7. Eiser heeft aangevoerd dat hij en zijn gezin zich niet mogen vestigen in Zweden en na acht jaar nog geen permanente verblijfsvergunning hebben verkregen. Over deze situatie is hij geïnterviewd door de Zweedse televisie. Eiser stelt zich op het standpunt dat verweerder onvoldoende heeft gemotiveerd waarom deze omstandigheden geen aanleiding geven tot toepassing van artikel 17 van de Dublinverordening. Daarnaast voert eiser aan, onder verwijzing naar de uitspraken van de Afdeling van 12 juni 2024 [6] en deze rechtbank, zittingsplaats Roermond, van 12 juli 2024, [7] dat de toets of er sprake is van een schending van het interstatelijk vertrouwensbeginsel en de toets of er sprake is van bijzondere omstandigheden in de zin van artikel 17 van de Dublinverordening aanzienlijk van elkaar verschillen.
7.1
Uit de uitspraak van de Afdeling van 25 februari 2025 [8] blijkt dat wanneer verweerder de omstandigheden waarop de vreemdeling zich beroept al heeft betrokken bij de beoordeling of er van het interstatelijk vertrouwensbeginsel kan worden uitgegaan, dit in beginsel ook een deugdelijke motivering is voor het niet gebruiken van zijn discretionaire bevoegdheid in artikel 17 van de Dublinverordening. Uit het bestreden besluit blijkt dat verweerder wat eiser heeft aangevoerd over de uitzichtloosheid van zijn situatie heeft beoordeeld in het kader van de vraag of ten opzichte van Zweden van het interstatelijke vertrouwensbeginsel kan worden uitgegaan. In lijn met de hiervoor genoemde rechtspraak van de Afdeling heeft verweerder daarmee voldoende gemotiveerd waarom hij geen aanleiding ziet om met toepassing van artikel 17 van de Dublinverordening toch eisers asielaanvraag in behandeling te nemen. De uitspraak van deze rechtbank, zittingsplaats Roermond, van 12 juli 2024 brengt de rechtbank niet tot een ander oordeel. De beroepsgrond slaagt niet.
Conclusie en gevolgen
8. Het beroep is ongegrond. Dat betekent dat eiser geen gelijk krijgt.

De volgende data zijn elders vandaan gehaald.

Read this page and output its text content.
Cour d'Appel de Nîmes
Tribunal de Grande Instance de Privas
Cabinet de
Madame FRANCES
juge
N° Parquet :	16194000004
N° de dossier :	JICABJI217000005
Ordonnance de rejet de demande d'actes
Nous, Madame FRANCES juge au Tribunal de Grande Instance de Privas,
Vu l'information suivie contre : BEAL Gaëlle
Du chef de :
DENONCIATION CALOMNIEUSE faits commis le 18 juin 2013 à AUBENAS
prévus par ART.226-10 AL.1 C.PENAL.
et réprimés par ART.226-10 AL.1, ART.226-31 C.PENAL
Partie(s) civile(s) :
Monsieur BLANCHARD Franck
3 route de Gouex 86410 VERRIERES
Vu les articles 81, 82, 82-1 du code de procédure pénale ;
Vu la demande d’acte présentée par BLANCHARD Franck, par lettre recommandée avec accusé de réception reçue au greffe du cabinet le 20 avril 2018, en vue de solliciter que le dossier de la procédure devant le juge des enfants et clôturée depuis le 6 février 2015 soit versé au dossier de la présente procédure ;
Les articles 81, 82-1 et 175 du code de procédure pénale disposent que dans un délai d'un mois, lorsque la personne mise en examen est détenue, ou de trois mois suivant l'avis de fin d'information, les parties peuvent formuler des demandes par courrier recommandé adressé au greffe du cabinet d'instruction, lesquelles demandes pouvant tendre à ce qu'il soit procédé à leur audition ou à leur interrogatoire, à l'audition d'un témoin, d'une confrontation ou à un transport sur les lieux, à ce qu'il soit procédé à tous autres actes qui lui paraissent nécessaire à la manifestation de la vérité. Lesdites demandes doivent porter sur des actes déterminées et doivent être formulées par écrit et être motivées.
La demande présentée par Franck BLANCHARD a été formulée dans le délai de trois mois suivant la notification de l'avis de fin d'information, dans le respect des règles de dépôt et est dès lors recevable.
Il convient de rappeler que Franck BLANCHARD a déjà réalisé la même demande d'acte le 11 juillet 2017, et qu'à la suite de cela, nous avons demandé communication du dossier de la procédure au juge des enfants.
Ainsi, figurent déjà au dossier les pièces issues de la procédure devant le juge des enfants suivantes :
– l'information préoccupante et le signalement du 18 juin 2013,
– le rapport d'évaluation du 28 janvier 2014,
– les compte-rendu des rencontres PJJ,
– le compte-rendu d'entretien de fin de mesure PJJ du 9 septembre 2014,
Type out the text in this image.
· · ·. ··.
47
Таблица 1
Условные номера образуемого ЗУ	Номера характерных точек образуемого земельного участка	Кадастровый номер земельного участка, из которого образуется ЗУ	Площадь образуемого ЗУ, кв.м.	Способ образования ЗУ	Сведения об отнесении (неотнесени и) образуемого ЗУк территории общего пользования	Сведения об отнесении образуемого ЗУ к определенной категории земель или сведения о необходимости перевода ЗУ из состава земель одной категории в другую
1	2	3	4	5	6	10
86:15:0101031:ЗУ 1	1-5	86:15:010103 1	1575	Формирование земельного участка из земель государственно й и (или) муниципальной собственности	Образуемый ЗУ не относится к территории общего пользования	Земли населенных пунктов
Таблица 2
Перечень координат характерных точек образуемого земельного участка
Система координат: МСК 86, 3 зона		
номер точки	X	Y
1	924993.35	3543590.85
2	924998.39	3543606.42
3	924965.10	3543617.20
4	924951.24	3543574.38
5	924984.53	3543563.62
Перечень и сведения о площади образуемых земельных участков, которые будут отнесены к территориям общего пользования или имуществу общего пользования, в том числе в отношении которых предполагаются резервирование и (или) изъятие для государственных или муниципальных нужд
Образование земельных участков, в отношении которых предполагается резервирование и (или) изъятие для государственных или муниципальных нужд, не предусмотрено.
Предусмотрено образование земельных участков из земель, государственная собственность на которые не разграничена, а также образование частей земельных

8.l Gezien dit oordeel over eisers beroep, is er geen aanleiding om een voorlopige voorziening te treffen. De voorzieningenrechter wijst het verzoek om een voorlopige voorziening daarom af.
8.2
Eiser krijgt in beide zaken geen vergoeding van zijn proceskosten.
Beslissing
De rechtbank verklaart het beroep ongegrond.

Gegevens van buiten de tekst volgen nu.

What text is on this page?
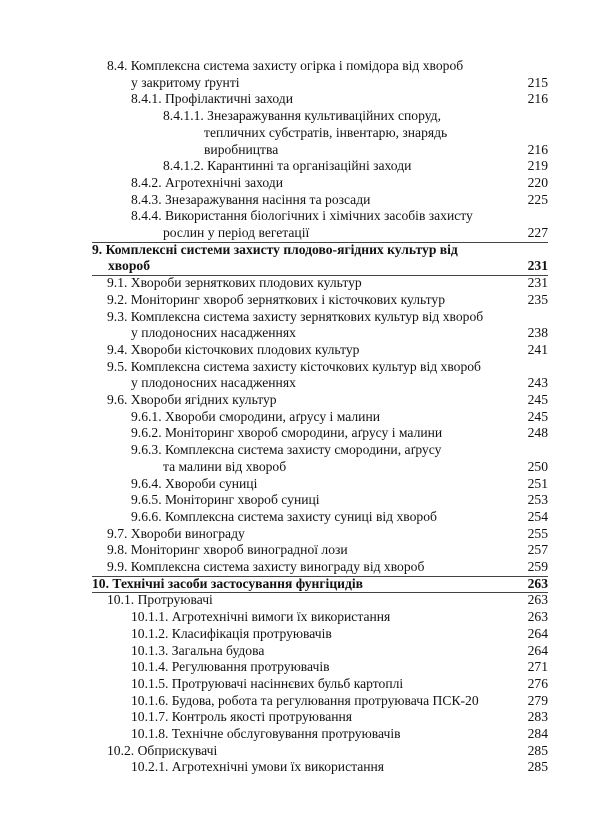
8.4. Комплексна система захисту огірка і помідора від хвороб
у закритому ґрунті	215
8.4.1. Профілактичні заходи	216
8.4.1.1. Знезаражування культиваційних споруд,
тепличних субстратів, інвентарю, знарядь
виробництва	216
8.4.1.2. Карантинні та організаційні заходи	219
8.4.2. Агротехнічні заходи	220
8.4.3. Знезаражування насіння та розсади	225
8.4.4. Використання біологічних і хімічних засобів захисту
рослин у період вегетації	227
9. Комплексні системи захисту плодово-ягідних культур від
хвороб	231
9.1. Хвороби зерняткових плодових культур	231
9.2. Моніторинг хвороб зерняткових і кісточкових культур	235
9.3. Комплексна система захисту зерняткових культур від хвороб
у плодоносних насадженнях	238
9.4. Хвороби кісточкових плодових культур	241
9.5. Комплексна система захисту кісточкових культур від хвороб
у плодоносних насадженнях	243
9.6. Хвороби ягідних культур	245
9.6.1. Хвороби смородини, аґрусу і малини	245
9.6.2. Моніторинг хвороб смородини, аґрусу і малини	248
9.6.3. Комплексна система захисту смородини, аґрусу
та малини від хвороб	250
9.6.4. Хвороби суниці	251
9.6.5. Моніторинг хвороб суниці	253
9.6.6. Комплексна система захисту суниці від хвороб	254
9.7. Хвороби винограду	255
9.8. Моніторинг хвороб виноградної лози	257
9.9. Комплексна система захисту винограду від хвороб	259
10. Технічні засоби застосування фунгіцидів	263
10.1. Протруювачі	263
10.1.1. Агротехнічні вимоги їх використання	263
10.1.2. Класифікація протруювачів	264
10.1.3. Загальна будова	264
10.1.4. Регулювання протруювачів	271
10.1.5. Протруювачі насіннєвих бульб картоплі	276
10.1.6. Будова, робота та регулювання протруювача ПСК-20	279
10.1.7. Контроль якості протруювання	283
10.1.8. Технічне обслуговування протруювачів	284
10.2. Обприскувачі	285
10.2.1. Агротехнічні умови їх використання	285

De voorzieningenrechter wijst het verzoek om een voorlopige voorziening af.
Deze uitspraak is gedaan door mr. M. Kraefft, (voorzieningen)rechter, in aanwezigheid van mr. M.J. Schelhaas, griffier.

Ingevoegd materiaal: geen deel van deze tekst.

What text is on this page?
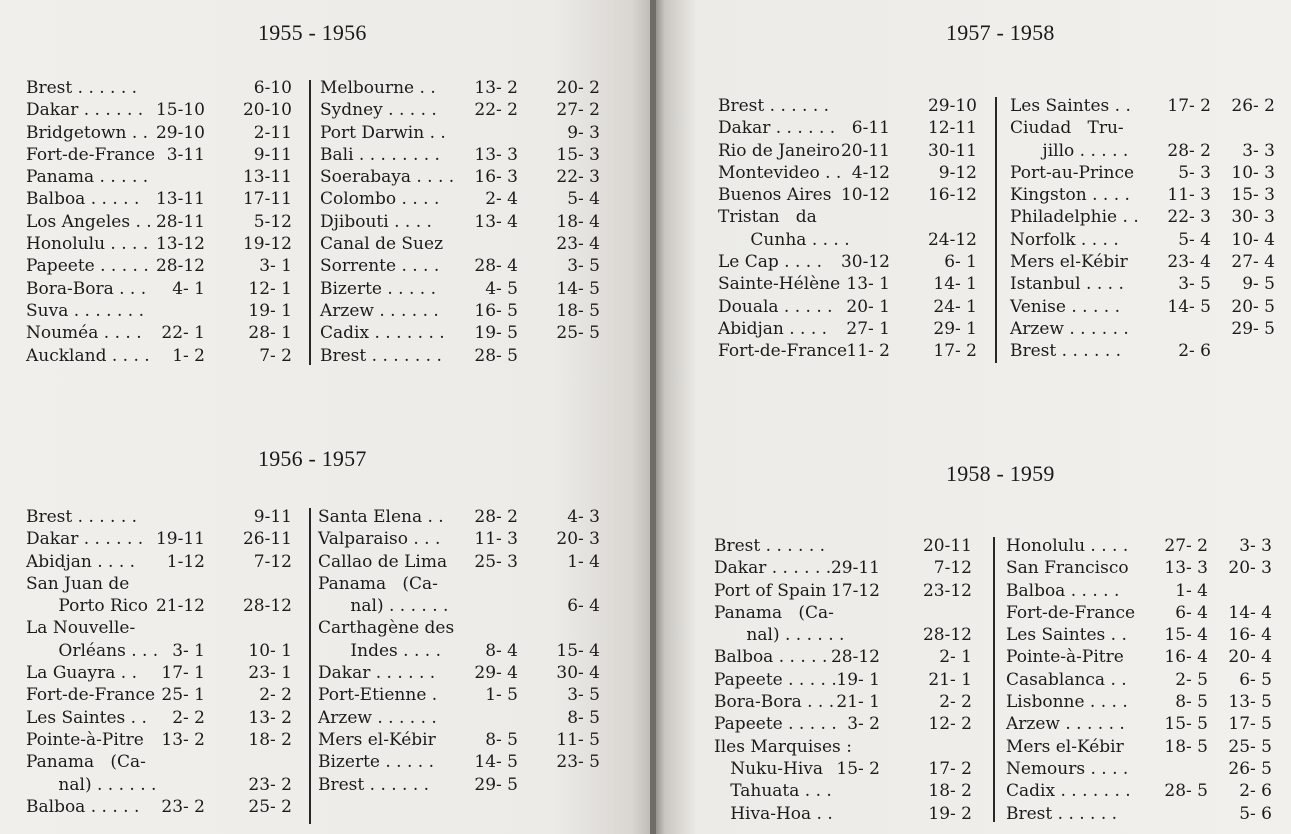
1955 - 1956
Brest . . . . . .	6-10
Dakar . . . . . . 15-10 20-10
Bridgetown . . 29-10	2-11
Fort-de-France 3-11	9-11
Panama . . . . .	13-11
Balboa . . . . . 13-11 17-11
Los Angeles . . 28-11	5-12
Honolulu . . . . 13-12 19-12
Papeete . . . . . 28-12	3- 1
Bora-Bora . . . 4- 1	12- 1
Suva . . . . . . .	19- 1
Nouméa . . . . 22- 1	28- 1
Auckland . . . . 1- 2	7- 2
Melbourne . . 13- 2 20- 2
Sydney . . . . . 22- 2 27- 2
Port Darwin . .	9- 3
Bali . . . . . . . . 13- 3 15- 3
Soerabaya . . . . 16- 3 22- 3
Colombo . . . .	2- 4	5- 4
Djibouti . . . . 13- 4 18- 4
Canal de Suez	23- 4
Sorrente . . . . 28- 4	3- 5
Bizerte . . . . .	4- 5 14- 5
Arzew . . . . . . 16- 5 18- 5
Cadix . . . . . . . 19- 5 25- 5
Brest . . . . . . . 28- 5
1956 - 1957
Brest . . . . . .	9-11
Dakar . . . . . . 19-11 26-11
Abidjan . . . . 1-12	7-12
San Juan de
Porto Rico 21-12 28-12
La Nouvelle-
Orléans . . . 3- 1	10- 1
La Guayra . . 17- 1	23- 1
Fort-de-France 25- 1	2- 2
Les Saintes . . 2- 2	13- 2
Pointe-à-Pitre 13- 2	18- 2
Panama   (Ca-
nal) . . . . . .	23- 2
Balboa . . . . . 23- 2	25- 2
Santa Elena . . 28- 2	4- 3
Valparaiso . . . 11- 3 20- 3
Callao de Lima 25- 3	1- 4
Panama   (Ca-
nal) . . . . . .	6- 4
Carthagène des
Indes . . . .	8- 4 15- 4
Dakar . . . . . . 29- 4 30- 4
Port-Etienne .	1- 5	3- 5
Arzew . . . . . .	8- 5
Mers el-Kébir	8- 5 11- 5
Bizerte . . . . . 14- 5 23- 5
Brest . . . . . .	29- 5
1957 - 1958
Brest . . . . . .	29-10
Dakar . . . . . . 6-11 12-11
Rio de Janeiro 20-11 30-11
Montevideo . . 4-12	9-12
Buenos Aires 10-12 16-12
Tristan   da
Cunha . . . .	24-12
Le Cap . . . . 30-12	6- 1
Sainte-Hélène 13- 1	14- 1
Douala . . . . . 20- 1	24- 1
Abidjan . . . . 27- 1	29- 1
Fort-de-France 11- 2	17- 2
Les Saintes . . 17- 2 26- 2
Ciudad   Tru-
jillo . . . . . 28- 2 3- 3
Port-au-Prince	5- 3 10- 3
Kingston . . . . 11- 3 15- 3
Philadelphie . . 22- 3 30- 3
Norfolk . . . .	5- 4 10- 4
Mers el-Kébir 23- 4 27- 4
Istanbul . . . .	3- 5 9- 5
Venise . . . . .	14- 5 20- 5
Arzew . . . . . .	29- 5
Brest . . . . . .	2- 6
1958 - 1959
Brest . . . . . .	20-11
Dakar . . . . . . 29-11	7-12
Port of Spain 17-12	23-12
Panama   (Ca-
nal) . . . . . .	28-12
Balboa . . . . . 28-12	2- 1
Papeete . . . . . 19- 1	21- 1
Bora-Bora . . . 21- 1	2- 2
Papeete . . . . . 3- 2	12- 2
Iles Marquises :
Nuku-Hiva 15- 2	17- 2
Tahuata . . .	18- 2
Hiva-Hoa . .	19- 2
Honolulu . . . . 27- 2 3- 3
San Francisco 13- 3 20- 3
Balboa . . . . .	1- 4
Fort-de-France 6- 4 14- 4
Les Saintes . . 15- 4 16- 4
Pointe-à-Pitre 16- 4 20- 4
Casablanca . .	2- 5 6- 5
Lisbonne . . . .	8- 5 13- 5
Arzew . . . . . . 15- 5 17- 5
Mers el-Kébir 18- 5 25- 5
Nemours . . . .	26- 5
Cadix . . . . . . . 28- 5 2- 6
Brest . . . . . .	5- 6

De uitspraak is uitgesproken in het openbaar en bekendgemaakt op:
Informatie over hoger beroep
Een partij die het niet eens is met deze uitspraak kan, voor zover het de hoofdzaak betreft, een hogerberoepschrift sturen naar de Afdeling bestuursrechtspraak van de Raad van State waarin wordt uitgelegd waarom deze partij het niet eens is met de uitspraak. Het hogerberoepschrift moet worden ingediend binnen 1 week na de dag waarop deze uitspraak is verzonden. Kan de indiener de behandeling van het hoger beroep niet afwachten, omdat de zaak spoed heeft, dan kan de indiener de voorzieningenrechter van de Afdeling bestuursrechtspraak van de Raad van State vragen om een voorlopige voorziening (een tijdelijke maatregel) te treffen.

Voetnoten

1.Verordening (EU) Nr. 604/2013.
2.Dit staat ook in artikel 30, eerste lid, van de Vreemdelingenwet 2000.
4.Verdrag tot bescherming van de rechten van de mens en de fundamentele vrijheden.
5.Arrest van het Hof van de Justitie van de Europese Unie van 19 maart 2019, Jawo, ECLI:EU:C:2019:218.